Officials also are keeping a close watch on the drive train temperature because it is enclosed within the capsule and could overheat. “It would be bad if the vehicle drives great, protects great, but blows out differentials because of overheating 20 miles into it. We would like that not to happen,” Jaworski says.

The lab previously ran experiments with another V-shaped underbody, and it didn’t work out well at all, he adds.

“This vehicle, if successful, will be a leaps-and-bounds improvement to the current humvee,” says Jaworski. Last fall, it successfully completed blasting trials at Aberdeen.

Col. Bob Danko, director of the logistics integration division within Marine Corps Combat Development Command’s capabilities development directorate, says it is premature to draw any conclusions. “We want to see the test results and develop a path forward if everything turns out to be positive.”

The lab’s final report is expected by the end of the month.

“We would love this thing to be a solution to our light fleet problem, and we would love it to be a bridge capability to JLTV,” says Danko. The Marine Corps has a requirement for 25,000 humvees through 2020, and like the Army, it must sustain that fleet for an additional 10 to 15 years until JLTV comes online and supplants the truck. While the Marine Corps remains committed to purchasing 5,500 JLTVs, top officials have expressed dissatisfaction with the replacement truck’s weight and cost estimates.

Danko compares the capsule effort to one that the Marine Corps accomplished while improving the mobility of MRAPs for Afghanistan. The MRAP vehicle was not fit for the rough terrain in Southwest Asia. Industry developed an all-terrain variant, but Marine Corps Commandant Gen. James Conway chose to buy upgraded suspensions for the MRAPs that they already had.

“It was a heck of a lot cheaper to put new suspensions on a lot of our MRAPs than it was to buy a bunch more of the M-ATVs at $430,000 a pop,” says Danko.

The capsule concept could follow suit.

“We’re looking at this potential solution as costing less than $100,000 a copy. We think that might be a good deal,” says Danko.

The capsule concept retains the physical characteristics of the current humvee. “The transportability issue is huge for us. To be able to have about the same weight of a humvee and to have this capsule on there would be awesome,” says Danko.

“If I’ve got 30 humvees on an amphibious ship, I can probably get 30 of these on an amphib too,” says Jaworski.

If the test results are positive, the earliest the Marine Corps could put money behind a recap effort would be in fiscal year 2014, says Danko. But if commanders in Afghanistan demanded faster results, the Corps could potentially speed up the process and have initial vehicles driving off the production line as early as next year, he adds.

Though the capsule has been tested on a number of humvee frames, the Corps would probably have to place it on the newer expanded-capacity vehicles because they already have the upgraded suspensions, transmissions and other advanced components. “We would want the capsule to be on our most capable vehicles,” says Danko.

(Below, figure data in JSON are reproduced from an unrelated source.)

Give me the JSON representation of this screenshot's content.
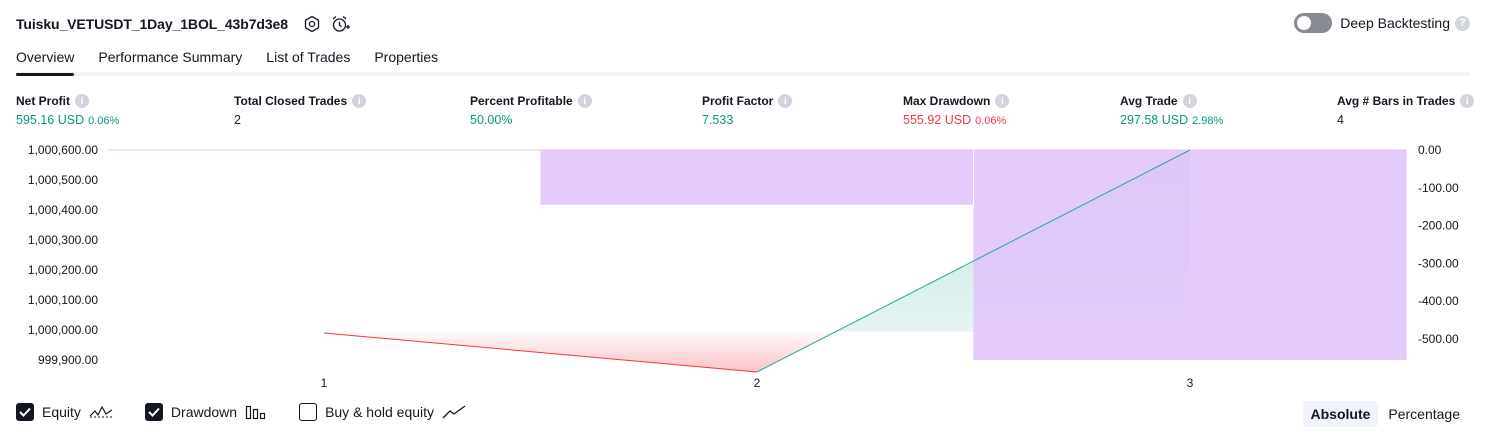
{
  "header": {
    "strategy_name": "Tuisku_VETUSDT_1Day_1BOL_43b7d3e8",
    "settings_icon": "hexagon-gear-icon",
    "alert_icon": "alarm-clock-plus-icon",
    "deep_backtesting_label": "Deep Backtesting",
    "deep_backtesting_enabled": false
  },
  "tabs": [
    {
      "label": "Overview",
      "active": true
    },
    {
      "label": "Performance Summary",
      "active": false
    },
    {
      "label": "List of Trades",
      "active": false
    },
    {
      "label": "Properties",
      "active": false
    }
  ],
  "metrics": {
    "net_profit": {
      "label": "Net Profit",
      "value": "595.16 USD",
      "pct": "0.06%"
    },
    "total_closed_trades": {
      "label": "Total Closed Trades",
      "value": "2"
    },
    "percent_profitable": {
      "label": "Percent Profitable",
      "value": "50.00%"
    },
    "profit_factor": {
      "label": "Profit Factor",
      "value": "7.533"
    },
    "max_drawdown": {
      "label": "Max Drawdown",
      "value": "555.92 USD",
      "pct": "0.06%"
    },
    "avg_trade": {
      "label": "Avg Trade",
      "value": "297.58 USD",
      "pct": "2.98%"
    },
    "avg_bars": {
      "label": "Avg # Bars in Trades",
      "value": "4"
    }
  },
  "colors": {
    "positive": "#089981",
    "negative": "#f23645",
    "drawdown_bar": "#e1c4fc",
    "equity_line": "#26a69a"
  },
  "chart_data": {
    "type": "line",
    "x": [
      1,
      2,
      3
    ],
    "x_tick_labels": [
      "1",
      "2",
      "3"
    ],
    "equity": {
      "values": [
        999990,
        999860,
        1000600
      ],
      "baseline": 999995,
      "ylim": [
        999900,
        1000600
      ],
      "y_tick_labels": [
        "1,000,600.00",
        "1,000,500.00",
        "1,000,400.00",
        "1,000,300.00",
        "1,000,200.00",
        "1,000,100.00",
        "1,000,000.00",
        "999,900.00"
      ]
    },
    "drawdown": {
      "bars": [
        {
          "from": 1.5,
          "to": 2.5,
          "value": -145
        },
        {
          "from": 2.5,
          "to": 3.5,
          "value": -555.92
        }
      ],
      "ylim": [
        -555.92,
        0
      ],
      "y_ticks": [
        0,
        -100,
        -200,
        -300,
        -400,
        -500
      ],
      "y_tick_labels": [
        "0.00",
        "-100.00",
        "-200.00",
        "-300.00",
        "-400.00",
        "-500.00"
      ]
    }
  },
  "legend": [
    {
      "label": "Equity",
      "checked": true,
      "icon": "equity-line-icon"
    },
    {
      "label": "Drawdown",
      "checked": true,
      "icon": "drawdown-bars-icon"
    },
    {
      "label": "Buy & hold equity",
      "checked": false,
      "icon": "buy-hold-line-icon"
    }
  ],
  "mode": {
    "absolute_label": "Absolute",
    "percentage_label": "Percentage",
    "selected": "absolute"
  }
}
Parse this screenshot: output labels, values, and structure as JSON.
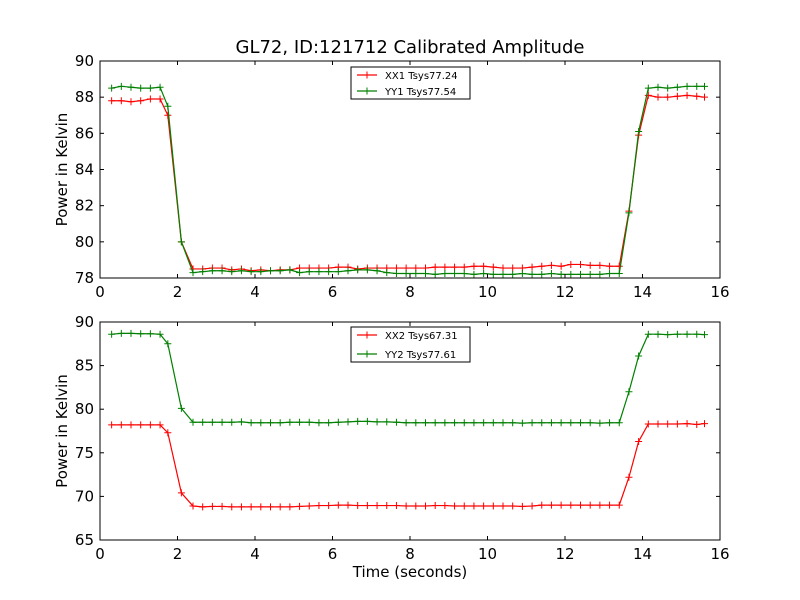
{
  "chart_data": [
    {
      "type": "line",
      "title": "GL72, ID:121712 Calibrated Amplitude",
      "xlabel": "",
      "ylabel": "Power in Kelvin",
      "xlim": [
        0,
        16
      ],
      "ylim": [
        78,
        90
      ],
      "xticks": [
        0,
        2,
        4,
        6,
        8,
        10,
        12,
        14,
        16
      ],
      "yticks": [
        78,
        80,
        82,
        84,
        86,
        88,
        90
      ],
      "grid": false,
      "legend_position": "top-center",
      "x": [
        0.3,
        0.55,
        0.8,
        1.05,
        1.3,
        1.55,
        1.75,
        2.1,
        2.4,
        2.65,
        2.9,
        3.15,
        3.4,
        3.65,
        3.9,
        4.15,
        4.4,
        4.65,
        4.9,
        5.15,
        5.4,
        5.65,
        5.9,
        6.15,
        6.4,
        6.65,
        6.9,
        7.15,
        7.4,
        7.65,
        7.9,
        8.15,
        8.4,
        8.65,
        8.9,
        9.15,
        9.4,
        9.65,
        9.9,
        10.15,
        10.4,
        10.65,
        10.9,
        11.15,
        11.4,
        11.65,
        11.9,
        12.15,
        12.4,
        12.65,
        12.9,
        13.15,
        13.4,
        13.65,
        13.9,
        14.15,
        14.4,
        14.65,
        14.9,
        15.15,
        15.4,
        15.6
      ],
      "series": [
        {
          "name": "XX1 Tsys77.24",
          "color": "#ff0000",
          "values": [
            87.8,
            87.8,
            87.75,
            87.8,
            87.9,
            87.9,
            87.0,
            80.0,
            78.5,
            78.5,
            78.55,
            78.55,
            78.45,
            78.5,
            78.4,
            78.45,
            78.4,
            78.45,
            78.45,
            78.55,
            78.55,
            78.55,
            78.55,
            78.6,
            78.6,
            78.5,
            78.55,
            78.55,
            78.55,
            78.55,
            78.55,
            78.55,
            78.55,
            78.6,
            78.6,
            78.6,
            78.6,
            78.65,
            78.65,
            78.6,
            78.55,
            78.55,
            78.55,
            78.6,
            78.65,
            78.7,
            78.65,
            78.75,
            78.75,
            78.7,
            78.7,
            78.65,
            78.65,
            81.7,
            85.9,
            88.1,
            88.0,
            88.0,
            88.05,
            88.1,
            88.05,
            88.0
          ]
        },
        {
          "name": "YY1 Tsys77.54",
          "color": "#008000",
          "values": [
            88.5,
            88.6,
            88.55,
            88.5,
            88.5,
            88.55,
            87.5,
            80.0,
            78.3,
            78.35,
            78.4,
            78.4,
            78.35,
            78.4,
            78.35,
            78.35,
            78.4,
            78.4,
            78.45,
            78.3,
            78.35,
            78.35,
            78.35,
            78.35,
            78.4,
            78.45,
            78.45,
            78.4,
            78.3,
            78.25,
            78.25,
            78.25,
            78.25,
            78.2,
            78.25,
            78.25,
            78.25,
            78.2,
            78.25,
            78.2,
            78.2,
            78.2,
            78.25,
            78.2,
            78.2,
            78.25,
            78.2,
            78.2,
            78.2,
            78.2,
            78.2,
            78.25,
            78.25,
            81.6,
            86.1,
            88.5,
            88.55,
            88.5,
            88.55,
            88.6,
            88.6,
            88.6
          ]
        }
      ]
    },
    {
      "type": "line",
      "title": "",
      "xlabel": "Time (seconds)",
      "ylabel": "Power in Kelvin",
      "xlim": [
        0,
        16
      ],
      "ylim": [
        65,
        90
      ],
      "xticks": [
        0,
        2,
        4,
        6,
        8,
        10,
        12,
        14,
        16
      ],
      "yticks": [
        65,
        70,
        75,
        80,
        85,
        90
      ],
      "grid": false,
      "legend_position": "top-center",
      "x": [
        0.3,
        0.55,
        0.8,
        1.05,
        1.3,
        1.55,
        1.75,
        2.1,
        2.4,
        2.65,
        2.9,
        3.15,
        3.4,
        3.65,
        3.9,
        4.15,
        4.4,
        4.65,
        4.9,
        5.15,
        5.4,
        5.65,
        5.9,
        6.15,
        6.4,
        6.65,
        6.9,
        7.15,
        7.4,
        7.65,
        7.9,
        8.15,
        8.4,
        8.65,
        8.9,
        9.15,
        9.4,
        9.65,
        9.9,
        10.15,
        10.4,
        10.65,
        10.9,
        11.15,
        11.4,
        11.65,
        11.9,
        12.15,
        12.4,
        12.65,
        12.9,
        13.15,
        13.4,
        13.65,
        13.9,
        14.15,
        14.4,
        14.65,
        14.9,
        15.15,
        15.4,
        15.6
      ],
      "series": [
        {
          "name": "XX2 Tsys67.31",
          "color": "#ff0000",
          "values": [
            78.2,
            78.2,
            78.2,
            78.2,
            78.2,
            78.2,
            77.3,
            70.4,
            68.9,
            68.8,
            68.85,
            68.85,
            68.8,
            68.8,
            68.8,
            68.8,
            68.8,
            68.8,
            68.8,
            68.85,
            68.9,
            68.95,
            68.95,
            69.0,
            69.0,
            68.95,
            68.95,
            68.95,
            68.95,
            68.95,
            68.9,
            68.9,
            68.9,
            68.95,
            68.95,
            68.9,
            68.9,
            68.9,
            68.9,
            68.9,
            68.9,
            68.9,
            68.85,
            68.9,
            69.0,
            69.0,
            69.0,
            69.0,
            69.0,
            69.0,
            69.0,
            69.0,
            69.0,
            72.2,
            76.3,
            78.3,
            78.3,
            78.3,
            78.3,
            78.35,
            78.25,
            78.35
          ]
        },
        {
          "name": "YY2 Tsys77.61",
          "color": "#008000",
          "values": [
            88.6,
            88.7,
            88.7,
            88.65,
            88.65,
            88.6,
            87.5,
            80.1,
            78.5,
            78.5,
            78.5,
            78.5,
            78.5,
            78.55,
            78.45,
            78.45,
            78.45,
            78.45,
            78.5,
            78.5,
            78.5,
            78.45,
            78.45,
            78.5,
            78.55,
            78.6,
            78.6,
            78.55,
            78.55,
            78.5,
            78.45,
            78.45,
            78.45,
            78.45,
            78.45,
            78.45,
            78.45,
            78.45,
            78.45,
            78.45,
            78.45,
            78.45,
            78.4,
            78.45,
            78.45,
            78.45,
            78.45,
            78.45,
            78.45,
            78.45,
            78.4,
            78.45,
            78.45,
            82.0,
            86.1,
            88.6,
            88.6,
            88.55,
            88.6,
            88.6,
            88.6,
            88.55
          ]
        }
      ]
    }
  ]
}
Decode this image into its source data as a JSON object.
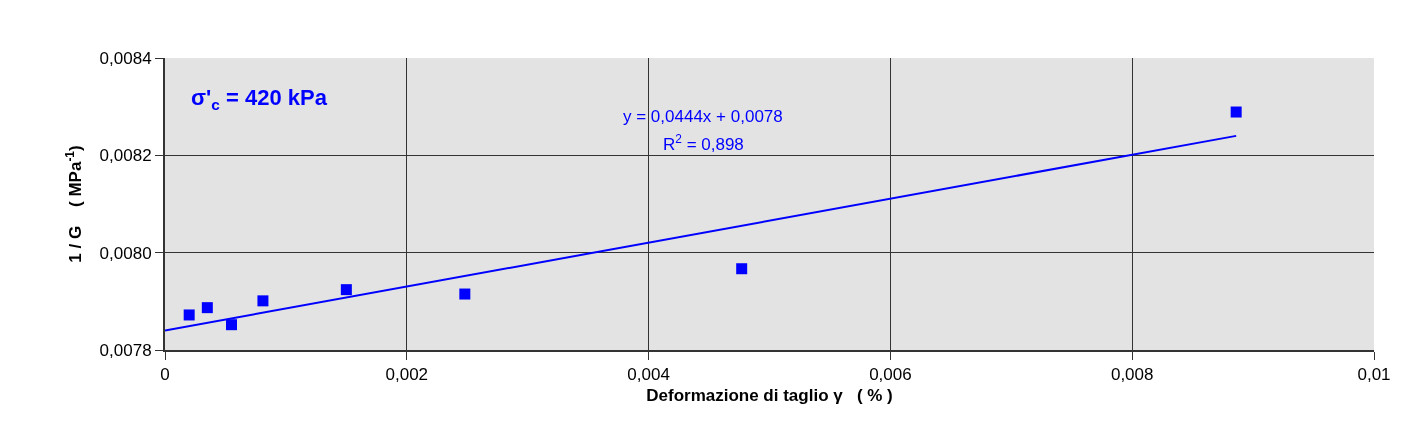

The Army is keeping tabs on the trials. “We think that the work that the Marine Corps has done with the capsule concept is absolutely consistent with where we intend to take the competitive recap program,” says Bassett, the Army’s tactical vehicles project manager. “We’re encouraged by those kind of developments because it helps inform our understanding of what’s possible on these vehicles.”

Danko says, “Hopefully at the end of the day, both the Army and Marine Corps will go down the same line for a potential solution.”